The rapid multiplication of the motor-car in the large American city seemingly has brought no larger problem in its wake than this very one of street traffic. In truth the streets of New Yorks, our St. Louises, our Chicagos, our Philadelphias, and our Bostons were never designed for the operations of fleets of vehicles, each bringing but one or two or three or four persons through them. Two or three years ago I rode through the streets of Detroit with a motor-car manufacturer of international reputation. We were speaking of the grave difficulties, political and economic, with which the local traction company was then laboring.

“We won’t see these yellow cars in our Detroit streets eighteen or twenty years hence,” he proclaimed quite grandly, with a wave of his hand at them.

I disagreed with him.

“In no city that two decades hence proclaims itself as truly metropolitan,” I argued, “can people come to and go from their work in its business heart in their own automobiles—none save the comparative few who can afford the luxury of a chauffeur. Adequate downtown garage facilities for an American city of a million people or more are almost out of the question. For these cities transportation must continue in mass rather than singly. It is not only possible but probable that in many of them the building of subways or the extension of existing ones will yet render possible the cleaning of the surfaces of downtown streets for motor-car traffic exclusively. In which case the trolley merely becomes a sub-surface unit, and continues purely as a civic necessity.”

If there were no other argument at all for the development of electric rapid transit installation in the metropolitan areas of our largest cities, this alone would be one well worthy of the considerate ear. The huge interurban trolley-car, so very valuable at one stage of our national progress and development, to-day is an interloper in the streets of even our good-sized towns. Nowhere has this been recognized more keenly than in two important up-state cities of New York—Rochester and Syracuse—where the completion of the new Barge Canal has left the pathway of the abandoned Erie Canal a desolate streak of muck and mud through their very hearts. Each of these York State towns is to-day a real hub of interurban trolley traffic, to an extent that adds greatly to their existing street congestion. It is now proposed that the old bed of the Erie be adapted and used as a sub-surface terminal and approaches for these heavy interurban cars—a suggestion that now seems quite certain of being put into effect. Both Rochester and Syracuse for a considerable time past have been fretted and perplexed by the amount of room these cars have taken in their streets. Their problem is one that is shared by many and many another ambitious city across the land.


There is a phase of American railroad operation that already I have touched upon and to which I shall again refer—the problem of the small branch line.
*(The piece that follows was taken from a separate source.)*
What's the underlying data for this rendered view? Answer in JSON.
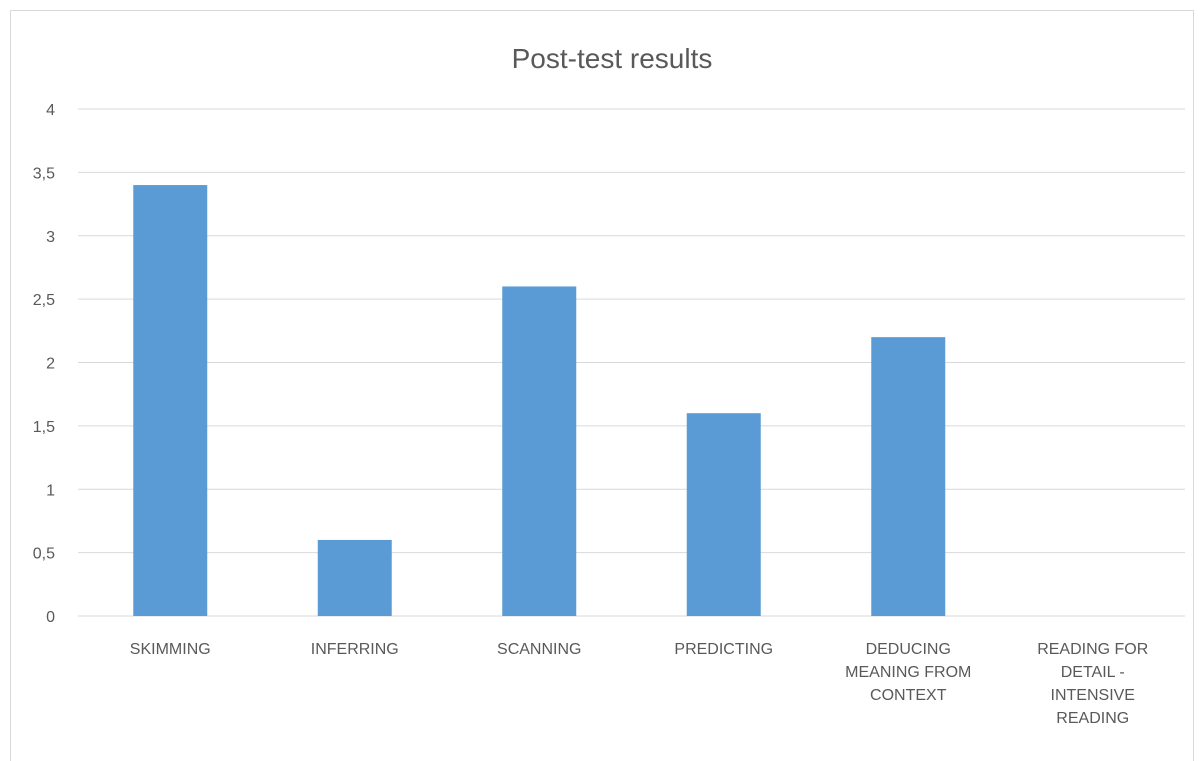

In a following chapter when we shall discuss at some length the possibilities of the gasolene motor-car as applied to this small but always intensive transport problem, we shall go into the possibilities of this arm of the railroad—to-day its most neglected arm and, in consequence, shriveling terribly. There are many places where the withered arm can be made healthy and strong once more by electric treatment. Let me illustrate.

Here in one of our Northeastern States (yet out of the super-power area) is a line that runs from S—— through W——, a small city of considerable importance as a local metropolis, on to C——, a railroad center, and then up to B——, in the heart of the mountainous forest. For the first twenty-eight miles of its distance, from S—— to C——, this road runs through a fairly closely built industrial territory, where the intermediate towns all but touch one another. Forty years ago this line had four passenger-trains a day in each direction; to-day it has but four once again. There was a little time when it had five or six. The motor-car, privately operated, and the motor-bus, publicly operated, brought it back to four. And even these four are not well filled.

The people in its territory do not particularly like the motor-bus. They use it chiefly because of its frequency of service and the fact that it makes frequent intermediate stops along the line. Both of these factors are possible to that railroad with the installation of a light unit, traveling at frequent intervals. From one end to the other of this sixty-mile line there is abundant water-power. A good engineer of my acquaintance tells me that the whole route could easily be operated on 5,000 horse-power. Ergo, once again. The big and generally well-operated railroad system that owns and operates that little half-hidden branch is missing a good bet—for one reason for being so far removed in real headquarters from the line itself, of which much more in good time. The point is, here and now, the bet is being missed and a fair income opportunity lost. An aggregate of these small fair income opportunities would make a considerable dividend upon the stock even of a 12,000-mile railroad.